Em pacientes com fibrilação atrial, os transientes intracelulares de cálcio registrados simultaneamente revelaram níveis diastólicos aumentados de cálcio e amplitude reduzida dos transientes de cálcio em miócitos de pacientes com fibrilação atrial para o registro de correntes de cálcio do tipo L. As correntes de potássio foram bloqueadas usando tetraaminopiridina e cloreto de bário. As células foram estimuladas a 0,5 hertz na configuração de fixação de voltagem, utilizando um potencial de retenção de menos 80 milivolts, com uma rampa de 100 milissegundos até menos 40 milivolts e um pulso de teste de 100 milissegundos até 10 milivolts.
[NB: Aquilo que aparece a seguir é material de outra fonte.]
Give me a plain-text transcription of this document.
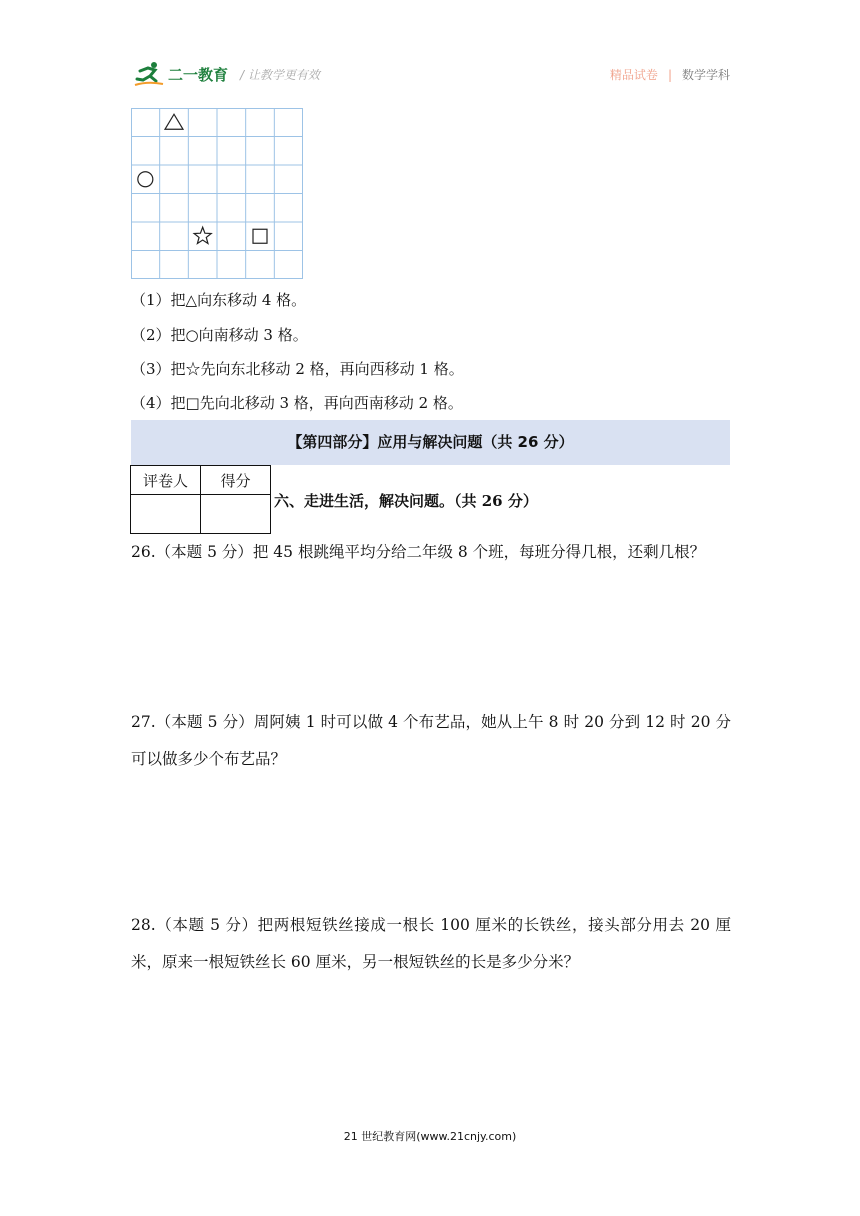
二一教育 / 让教学更有效	精品试卷 | 数学学科
（1）把△向东移动 4 格。
（2）把○向南移动 3 格。
（3）把☆先向东北移动 2 格，再向西移动 1 格。
（4）把□先向北移动 3 格，再向西南移动 2 格。
【第四部分】应用与解决问题（共 26 分）
评卷人	得分

六、走进生活，解决问题。（共 26 分）
26.（本题 5 分）把 45 根跳绳平均分给二年级 8 个班，每班分得几根，还剩几根？
27.（本题 5 分）周阿姨 1 时可以做 4 个布艺品，她从上午 8 时 20 分到 12 时 20 分可以做多少个布艺品？
28.（本题 5 分）把两根短铁丝接成一根长 100 厘米的长铁丝，接头部分用去 20 厘米，原来一根短铁丝长 60 厘米，另一根短铁丝的长是多少分米？
21 世纪教育网(www.21cnjy.com)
Gravações representativas mostram que a fibrilação atrial está associada a uma corrente reduzida de cálcio do tipo L. Novamente, o nível diastólico de cálcio estava aumentado, enquanto a amplitude do transiente de cálcio era menor. Na fibrilação atrial.
A aplicação do agonista não seletivo de receptores adrenérgicos beta, isopreno, aumentou as amplitudes das correntes de cálcio do tipo L e dos transientes de cálcio citosólico. Em ambos os grupos, isso sugere que as células possuem uma cascata de transdução de sinal adrenérgica beta intacta. Os resultados mostram que este método fornece miócitos de alta qualidade tolerantes ao cálcio, adequados para medidas simultâneas de patch clamp e transientes de cálcio.
Além disso, os miócitos obtidos podem ser úteis para medições de encurtamento celular, coloração imunológica ou coloração de TTU.
Este artigo descreve um método para o isolamento de miócitos atriais humanos, essenciais para o estudo da dinâmica de cálcio intracelular e das propriedades eletrofisiológicas. O procedimento permite medições simultâneas de transientes de cálcio e correntes da membrana, fornecendo insights sobre a função cardíaca e doenças.
A medição simultânea de transientes de Ca2+ e correntes de membrana em miócitos atriais humanos isolados permite a investigação direta da eletrofisiologia cardíaca e do manuseio de cálcio no nível celular. Essa capacidade é fundamental para reduzir os riscos associados a hipóteses sobre alvos relacionados à fibrilação atrial e outras doenças cardíacas, reforçando a confiança preditiva no descobrimento precoce de fármacos cardíacos. O método fornece uma ponte translacional desde tecidos derivados de pacientes até leituras funcionais, orientando decisões sobre portfólios de alvos cardíacos.
Este método se integra ao continuum de descoberta a pré-clínico ao fornecer uma plataforma para testes de hipóteses, desenvolvimento de ensaios e validação translacional utilizando células cardíacas humanas.